DQ is currently exploring options with the government of India if they would like to connect the system with their national counselling program or law enforcement as an intervention program for children at high risks.
More specifically, in the case of Singapore, DQ World's online education programme improved children's DQ score, on an average, from 93 to 106 - a 14% increase. Moreover, it has proven to minimise children's risky online behaviour, and maximise their personal strengths, such as critical thinking and empathy. For example, with a DQ of 93, a child is at 24% risk of sharing personal data online, however, with a DQ of 106, this risk is halved to 12%. Please refer image below.
DQ is very relevant for all Indian students as the nation is going through a digital transformation. DQ enables students to make discerning and deliberate choices that maximize the benefits of technology while mitigating cyber risks such as technology addiction, fake news, cyber bullying, online radicalisation. It is fundamental to a person’s ability to use technology and live happily, successfully and responsibly in the digital world.
DQ will help Indian students level up their ability to thrive in the fast changing digital world, leading them to shape the future of their own lives and the entire nation with well-being, security and economic growth.
It is very important to ensure that every child in India is safely and meaningfully connected online. Educationally, it is important to empower children with digital competencies that can enable them to minimize cyber risks while maximizing opportunities arising from technology.
This platform can be easily incorporated within any public education system and be used by any teacher in India:
Likewise schools can use the assessment and metrics as part of school wide DQ programmes.
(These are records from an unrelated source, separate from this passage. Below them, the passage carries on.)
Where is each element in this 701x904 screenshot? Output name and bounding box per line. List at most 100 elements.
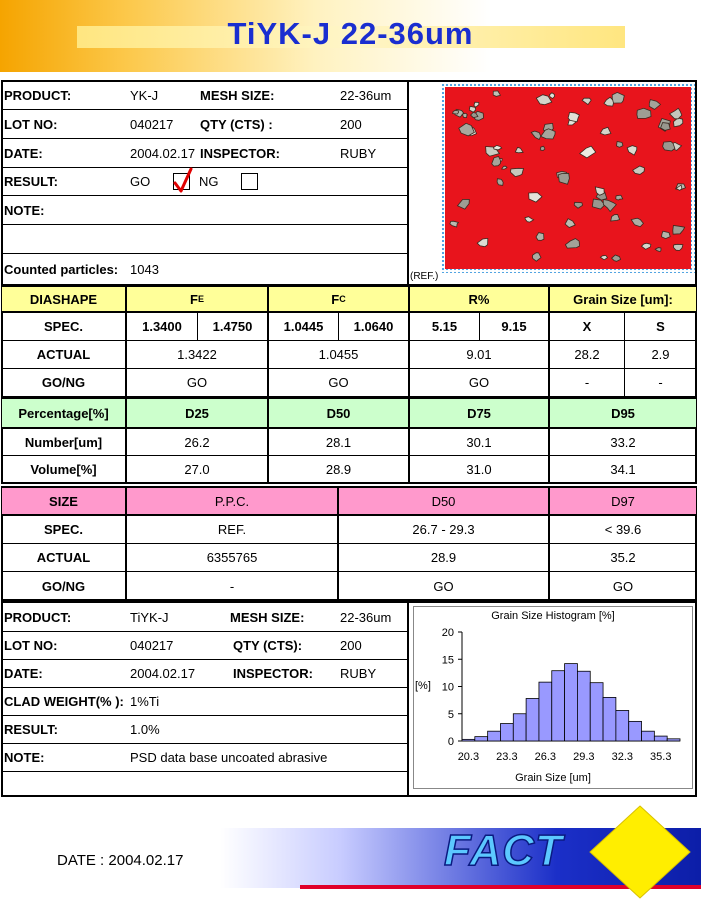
b-inspector-value: RUBY — [340, 666, 377, 681]
size-actual-label: ACTUAL — [36, 550, 91, 565]
actual-cell: 28.2 — [574, 347, 600, 362]
b-lot-value: 040217 — [130, 638, 174, 653]
abrasive-grain — [599, 254, 609, 261]
mesh-value: 22-36um — [340, 88, 392, 103]
b-result-label: RESULT: — [4, 722, 58, 737]
gong-cell: GO — [186, 375, 208, 390]
b-date-value: 2004.02.17 — [130, 666, 196, 681]
histogram-bar — [666, 738, 681, 742]
y-tick-label: 5 — [448, 709, 454, 721]
abrasive-grain — [661, 230, 671, 240]
abrasive-grain — [452, 109, 460, 115]
ng-checkbox[interactable] — [241, 173, 258, 190]
abrasive-grain — [632, 165, 645, 175]
gong-cell: - — [584, 375, 590, 390]
actual-cell: 2.9 — [651, 347, 670, 362]
histogram-bar — [538, 681, 553, 742]
x-tick-label: 26.3 — [535, 751, 556, 763]
volume-cell: 28.9 — [325, 462, 352, 477]
histogram-bar — [525, 698, 540, 742]
number-cell: 26.2 — [184, 434, 210, 450]
spec-cell: 1.0640 — [353, 319, 394, 334]
size-spec-cell: 26.7 - 29.3 — [412, 522, 475, 537]
histogram-xlabel: Grain Size [um] — [515, 771, 591, 784]
size-actual-cell: 6355765 — [206, 550, 258, 565]
abrasive-grain — [476, 237, 489, 248]
abrasive-grain — [496, 178, 504, 186]
abrasive-grain — [535, 94, 553, 106]
b-date-label: DATE: — [4, 666, 43, 681]
abrasive-grain — [548, 92, 555, 100]
lot-value: 040217 — [130, 116, 174, 132]
ng-label: NG — [199, 174, 219, 189]
size-actual-cell: 35.2 — [610, 550, 636, 565]
volume-cell: 27.0 — [184, 462, 210, 477]
page-title: TiYK-J 22-36um — [227, 16, 474, 51]
number-cell: 30.1 — [466, 434, 492, 450]
product-label: PRODUCT: — [4, 88, 72, 103]
size-gong-cell: - — [229, 578, 235, 594]
actual-cell: 1.3422 — [177, 347, 217, 362]
histogram-bar — [564, 663, 578, 742]
abrasive-grain — [602, 199, 617, 213]
abrasive-grain — [564, 238, 581, 249]
abrasive-grain — [573, 201, 583, 209]
histogram-bar — [551, 670, 565, 742]
y-tick-label: 0 — [448, 736, 454, 748]
abrasive-grain — [458, 122, 475, 137]
number-cell: 33.2 — [610, 434, 636, 450]
spec-cell: S — [656, 319, 665, 334]
percentage-header: Percentage[%] — [18, 405, 109, 421]
x-tick-label: 20.3 — [458, 751, 479, 763]
spec-cell: 1.4750 — [212, 319, 253, 334]
spec-cell: X — [582, 319, 592, 334]
abrasive-grain — [514, 146, 524, 154]
abrasive-grain — [557, 172, 570, 185]
b-clad-label: CLAD WEIGHT(% ): — [4, 694, 124, 709]
abrasive-grain — [491, 156, 501, 167]
result-label: RESULT: — [4, 174, 58, 189]
histogram-bar — [474, 736, 489, 742]
abrasive-grain — [579, 145, 597, 159]
size-gong-cell: GO — [433, 578, 454, 594]
b-lot-label: LOT NO: — [4, 638, 58, 653]
histogram-chart: 0 5 10 15 20 20.3 23.3 26.3 29.3 32.3 35.3 — [442, 627, 681, 763]
counted-label: Counted particles: — [4, 261, 119, 277]
ppc-header: P.P.C. — [214, 493, 250, 509]
b-product-label: PRODUCT: — [4, 609, 72, 625]
histogram-bar — [461, 738, 476, 742]
abrasive-grain — [654, 247, 662, 253]
note-label: NOTE: — [4, 202, 45, 218]
actual-cell: 9.01 — [466, 347, 492, 362]
title-bar — [77, 26, 625, 48]
abrasive-grain — [468, 105, 477, 113]
abrasive-grain — [648, 99, 662, 110]
y-tick-label: 20 — [442, 627, 454, 639]
go-label: GO — [130, 174, 151, 189]
spec-cell: 1.3400 — [142, 319, 182, 334]
abrasive-grain — [492, 90, 502, 97]
histogram-bar — [512, 713, 527, 742]
b-qty-label: QTY (CTS): — [233, 638, 303, 653]
date-label: DATE: — [4, 145, 43, 161]
histogram-bar — [500, 723, 514, 742]
b-mesh-label: MESH SIZE: — [230, 609, 305, 625]
size-spec-label: SPEC. — [43, 522, 83, 537]
mesh-label: MESH SIZE: — [200, 88, 275, 103]
histogram-title: Grain Size Histogram [%] — [491, 609, 615, 622]
histogram-bar — [615, 710, 630, 742]
b-clad-value: 1%Ti — [130, 694, 160, 709]
gong-cell: GO — [468, 375, 490, 390]
histogram-bar — [487, 730, 501, 742]
abrasive-grain — [581, 97, 592, 106]
abrasive-grain — [616, 141, 624, 148]
abrasive-grain — [673, 117, 684, 128]
grain-size-header: Grain Size [um]: — [573, 291, 673, 307]
abrasive-grain — [540, 128, 556, 140]
abrasive-grain — [461, 112, 468, 119]
footer-date: DATE : 2004.02.17 — [57, 851, 184, 869]
actual-cell: 1.0455 — [318, 347, 359, 362]
histogram-bar — [602, 697, 617, 742]
b-product-value: TiYK-J — [130, 609, 169, 625]
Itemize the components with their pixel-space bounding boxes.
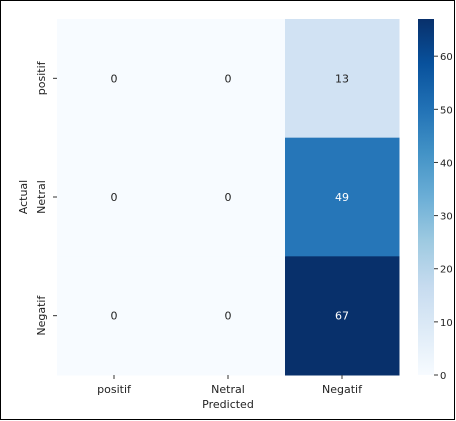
cell-value-label: 0 [111,191,118,204]
x-tick-label: Negatif [322,383,363,396]
cell-value-label: 67 [335,310,349,323]
heatmap-cell-0-0 [57,19,172,139]
y-tick-label: Netral [35,180,48,214]
colorbar-ticks: 0 10 20 30 40 50 60 [434,52,453,382]
cell-value-label: 13 [335,72,349,85]
colorbar-tick-label: 10 [440,318,453,329]
cell-value-label: 0 [111,310,118,323]
heatmap-cells [57,19,400,376]
heatmap-cell-0-2 [285,19,400,139]
heatmap-cell-1-0 [57,137,172,257]
colorbar-tick-label: 0 [440,371,446,382]
heatmap-cell-2-0 [57,256,172,376]
colorbar-tick-label: 20 [440,265,453,276]
colorbar-tick-label: 50 [440,105,453,116]
cell-value-label: 0 [225,72,232,85]
cell-value-label: 0 [225,310,232,323]
x-axis-ticks: positif Netral Negatif [97,375,363,396]
cell-value-label: 0 [111,72,118,85]
y-tick-label: positif [35,60,48,95]
heatmap-cell-1-2 [285,137,400,257]
cell-value-label: 49 [335,191,349,204]
x-tick-label: Netral [211,383,245,396]
heatmap-cell-2-2 [285,256,400,376]
x-tick-label: positif [97,383,132,396]
y-axis-ticks: positif Netral Negatif [35,60,57,336]
y-axis-title: Actual [17,180,30,214]
colorbar-tick-label: 40 [440,158,453,169]
heatmap-cell-2-1 [171,256,286,376]
heatmap-cell-1-1 [171,137,286,257]
heatmap-cell-0-1 [171,19,286,139]
cell-value-label: 0 [225,191,232,204]
heatmap-annotations: 0 0 13 0 0 49 0 0 67 [111,72,350,322]
colorbar-tick-label: 30 [440,212,453,223]
y-tick-label: Negatif [35,295,48,336]
colorbar-tick-label: 60 [440,52,453,63]
x-axis-title: Predicted [202,398,254,411]
colorbar [418,19,434,375]
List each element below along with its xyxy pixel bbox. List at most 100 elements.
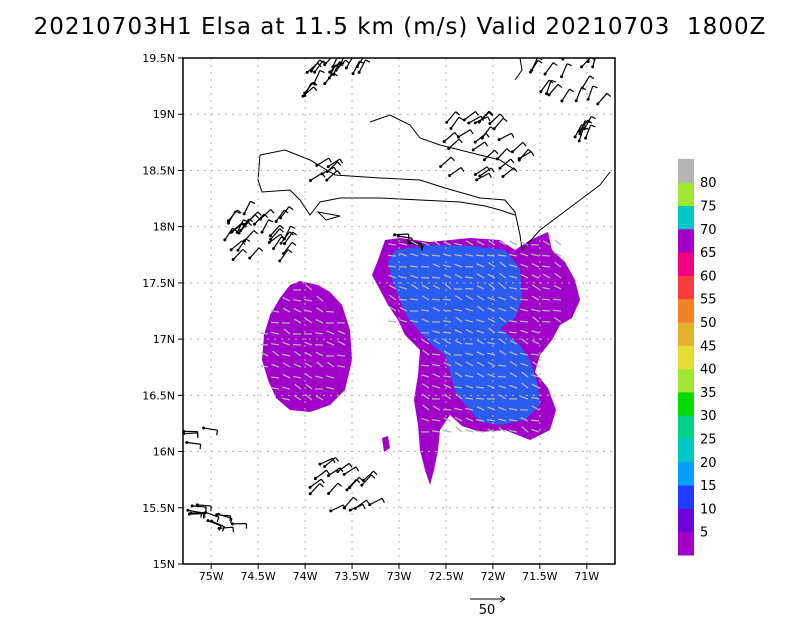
colorbar-label: 5 — [700, 526, 708, 541]
wind-barb — [440, 156, 452, 167]
wind-barb — [270, 228, 281, 240]
plot-title: 20210703H1 Elsa at 11.5 km (m/s) Valid 2… — [33, 14, 767, 40]
lon-tick-label: 73.5W — [334, 570, 369, 583]
wind-barb — [183, 432, 198, 435]
wind-barb — [394, 233, 409, 236]
wind-barb — [496, 148, 508, 160]
wind-barb — [481, 126, 491, 139]
longitude-axis: 75W 74.5W 74W 73.5W 73W 72.5W 72W 71.5W 71W — [199, 564, 599, 583]
wind-barb — [330, 504, 344, 512]
wind-barb — [499, 158, 512, 169]
colorbar-segment — [678, 461, 694, 486]
wind-barb — [358, 59, 367, 73]
wind-barb — [475, 166, 488, 175]
wind-speed-field — [262, 232, 580, 485]
wind-barb — [578, 127, 585, 142]
wind-barb — [540, 79, 550, 92]
wind-barb — [592, 58, 596, 67]
wind-barb — [324, 72, 335, 85]
colorbar-segment — [678, 531, 694, 556]
wind-barb — [207, 520, 222, 527]
wind-barb — [493, 117, 504, 130]
wind-barb — [518, 149, 529, 161]
wind-barb — [574, 124, 583, 138]
wind-barb — [584, 116, 592, 129]
wind-barb — [219, 526, 234, 529]
wind-barb — [468, 115, 482, 124]
lon-tick-label: 74.5W — [240, 570, 275, 583]
colorbar-label: 10 — [700, 502, 717, 517]
colorbar-label: 25 — [700, 433, 717, 448]
wind-barb — [283, 242, 293, 254]
wind-barb — [310, 59, 321, 72]
wind-barb — [335, 59, 347, 71]
wind-barb — [186, 441, 201, 445]
colorbar-label: 45 — [700, 339, 717, 354]
colorbar-label: 55 — [700, 293, 717, 308]
wind-barb — [260, 209, 271, 220]
wind-barb — [398, 235, 413, 239]
reference-vector: 50 — [470, 595, 506, 618]
wind-vectors — [259, 239, 562, 433]
wind-barb — [280, 206, 290, 219]
colorbar-segment — [678, 205, 694, 230]
colorbar-label: 60 — [700, 269, 717, 284]
wind-barb — [560, 63, 568, 77]
wind-barb — [313, 70, 321, 84]
wind-barb — [280, 231, 290, 244]
wind-barb — [211, 520, 225, 528]
wind-barb — [448, 138, 460, 150]
gridlines — [183, 58, 615, 564]
colorbar-label: 80 — [700, 176, 717, 191]
colorbar-segment — [678, 438, 694, 463]
colorbar-segment — [678, 182, 694, 206]
wind-barb — [321, 166, 335, 175]
colorbar-segment — [678, 508, 694, 533]
wind-barb — [587, 58, 590, 62]
wind-barb — [329, 61, 341, 73]
colorbar: 5 10 15 20 25 30 35 40 45 50 55 60 65 70 75 80 — [678, 158, 717, 556]
wind-barb — [458, 129, 471, 138]
colorbar-segment — [678, 391, 694, 416]
wind-barb — [561, 47, 571, 57]
wind-barb — [349, 476, 360, 488]
wind-barb — [369, 497, 383, 506]
wind-barbs — [183, 41, 612, 533]
colorbar-segment — [678, 415, 694, 439]
wind-barb — [268, 233, 282, 244]
colorbar-segment — [678, 368, 694, 393]
wind-barb — [408, 240, 422, 245]
wind-barb — [498, 132, 512, 141]
swath-core — [388, 245, 540, 425]
lat-tick-label: 18.5N — [142, 164, 175, 177]
colorbar-segment — [678, 252, 694, 276]
wind-barb — [536, 41, 543, 53]
wind-barb — [310, 172, 323, 182]
wind-barb — [489, 113, 501, 124]
colorbar-label: 35 — [700, 386, 717, 401]
lat-tick-label: 16N — [153, 446, 175, 459]
coastline — [257, 58, 611, 251]
reference-vector-label: 50 — [479, 603, 496, 618]
lon-tick-label: 72.5W — [428, 570, 463, 583]
latitude-axis: 15N 15.5N 16N 16.5N 17N 17.5N 18N 18.5N 19N 19.5N — [142, 52, 183, 571]
wind-barb — [309, 483, 321, 495]
wind-barb — [261, 219, 270, 233]
wind-barb — [275, 209, 285, 222]
colorbar-label: 50 — [700, 316, 717, 331]
wind-barb — [579, 120, 586, 134]
wind-barb — [449, 166, 462, 177]
lat-tick-label: 18N — [153, 221, 175, 234]
lat-tick-label: 15.5N — [142, 502, 175, 515]
lon-tick-label: 72W — [480, 570, 505, 583]
colorbar-segment — [678, 485, 694, 509]
swath-south-tail — [382, 436, 390, 452]
wind-barb — [284, 231, 294, 244]
lat-tick-label: 17.5N — [142, 277, 175, 290]
colorbar-label: 40 — [700, 363, 717, 378]
wind-barb — [231, 222, 244, 233]
wind-barb — [244, 230, 255, 242]
wind-barb — [443, 131, 456, 143]
wind-barb — [230, 240, 243, 251]
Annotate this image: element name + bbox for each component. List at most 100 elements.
In India, DQ had an initial discussion with State of Rajasthan and had plans to engage with the private and public sectors to bring the program nation-wide within 3 years to support India to raise the national DQ significantly and inclusively.
Dr Yuhyun Park, founder of the #DQEveryChild™ movement, said:
“In the hyper-connected world we live in, children as young as 8 years old critically need DQ to be smart and responsible users of technology.
These children are the first generation born and raised in a digital world, and they need to learn digital skills for the future. But they are often exposed to various cyber dangers, such as cyber- bullying, fake news, online grooming and radicalization, and are left alone to navigate the negative side effects of technology.
Children need help to navigate this landscape safely. Just like we need a driving license before we can drive on the roads, children need digital education before they start using digital media and technology.”